The General Services Administration will receive 66,341 square feet in offices the judiciary deems surplus to requirements, as part of space-reduction initiatives designed to save tax dollars, the Administrative Office of the U.S. Courts announced Tuesday.
As policy-making body for the federal courts, the Judicial Conference's space-reduction incentive program ended on Sept. 30.
Shrinking probation and pretrial office space accounts for the largest cost savings, the federal courts said.
The Judicial Conference's Space and Facilities Committee asked federal courts to hit a 3 percent space reduction target by the end of fiscal year 2018.
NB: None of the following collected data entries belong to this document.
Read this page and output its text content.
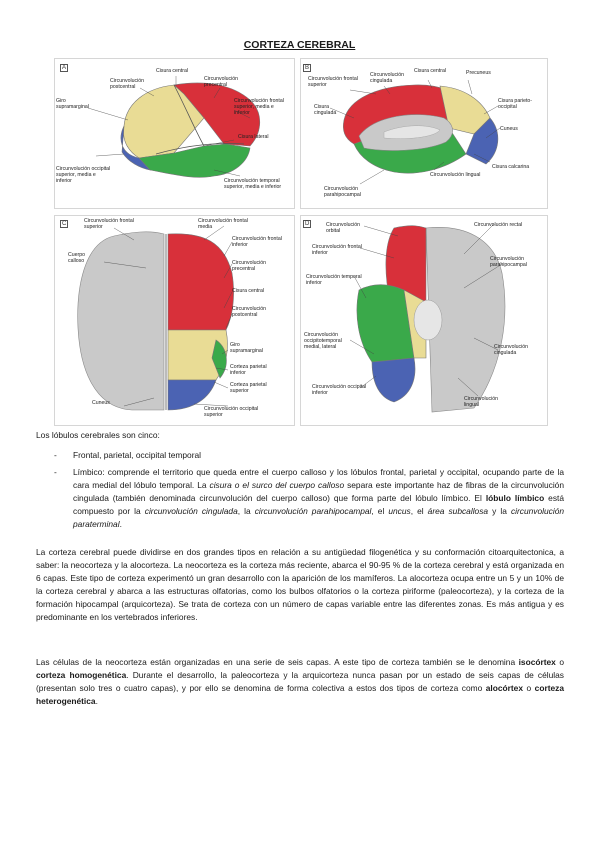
CORTEZA CEREBRAL
A	B
C	D
Cisura central
Circunvolución postcentral
Circunvolución precentral
Giro supramarginal
Circunvolución frontal superior, media e inferior
Cisura lateral
Circunvolución occipital superior, media e inferior	Circunvolución temporal superior, media e inferior
Circunvolución frontal superior
Circunvolución cingulada
Cisura central	Precuneus
Cisura cingulada
Cisura parieto-occipital
Cuneus
Cisura calcarina
Circunvolución lingual
Circunvolución parahipocampal
Circunvolución frontal superior
Circunvolución frontal media
Cuerpo calloso
Circunvolución frontal inferior
Circunvolución precentral
Cisura central
Circunvolución postcentral
Giro supramarginal
Corteza parietal inferior
Corteza parietal superior
Cuneus
Circunvolución occipital superior
Circunvolución orbital
Circunvolución frontal inferior
Circunvolución temporal inferior
Circunvolución occipitotemporal medial, lateral
Circunvolución occipital inferior
Circunvolución rectal
Circunvolución parahipocampal
Circunvolución cingulada
Circunvolución lingual
Los lóbulos cerebrales son cinco:
- Frontal, parietal, occipital temporal
- Límbico: comprende el territorio que queda entre el cuerpo calloso y los lóbulos frontal, parietal y occipital, ocupando parte de la cara medial del lóbulo temporal. La cisura o el surco del cuerpo calloso separa este importante haz de fibras de la circunvolución cingulada (también denominada circunvolución del cuerpo calloso) que forma parte del lóbulo límbico. El lóbulo límbico está compuesto por la circunvolución cingulada, la circunvolución parahipocampal, el uncus, el área subcallosa y la circunvolución paraterminal.

La corteza cerebral puede dividirse en dos grandes tipos en relación a su antigüedad filogenética y su conformación citoarquitectonica, a saber: la neocorteza y la alocorteza. La neocorteza es la corteza más reciente, abarca el 90-95 % de la corteza cerebral y está organizada en 6 capas. Este tipo de corteza experimentó un gran desarrollo con la aparición de los mamíferos. La alocorteza ocupa entre un 5 y un 10% de la corteza cerebral y abarca a las estructuras olfatorias, como los bulbos olfatorios o la corteza piriforme (paleocorteza), y la corteza de la formación hipocampal (arquicorteza). Se trata de corteza con un número de capas variable entre las diferentes zonas. Es más antigua y es predominante en los vertebrados inferiores.

Las células de la neocorteza están organizadas en una serie de seis capas. A este tipo de corteza también se le denomina isocórtex o corteza homogenética. Durante el desarrollo, la paleocorteza y la arquicorteza nunca pasan por un estado de seis capas de células (presentan solo tres o cuatro capas), y por ello se denomina de forma colectiva a estos dos tipos de corteza como alocórtex o corteza heterogenética.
The courts warned that the program could be jeopardized if budget fights - which caused sequestration cuts, the government shutdown and another debt ceiling crisis - remain.
While Third Circuit Judge Brooks Smith called the program "enormously successful," he said it is "dependent upon funding."
"We actually make a type of investment through space reduction," Brooks said in a statement to Third Branch News. "Rent savings continue into the future and are available to fund other priorities - most importantly people. Court staff."
Brooks called the federal courts a "good steward of taxpayers' dollars" and urged courts to look at how they can reduce space.
"Like it or not, shared sacrifice has got to be the message," Brooks said.
It will take about two years to pay off incentive payments, staff relocation expenses, and other costs. Once those obligations are met, annual rent savings will become permanent, the federal courts said.
The $1.7 million in incentives will fund operations of courts that opted into the program.
The biggest saving came from the closure of 7,669 square-feet of the Massachusetts Probation Office in Boston, for a yearly saving of $305,000.
In Boston, Los Angeles, Atlanta, Gadsden, Ala. and Miami, the courts released a total of 23,123 square-feet of space to the GSA for savings of $776,672.
Long-term rent obligations remain one of the largest drains on the court's budget, and the Judicial Conference views cuts in that area as a "top priority," according to Third Branch News.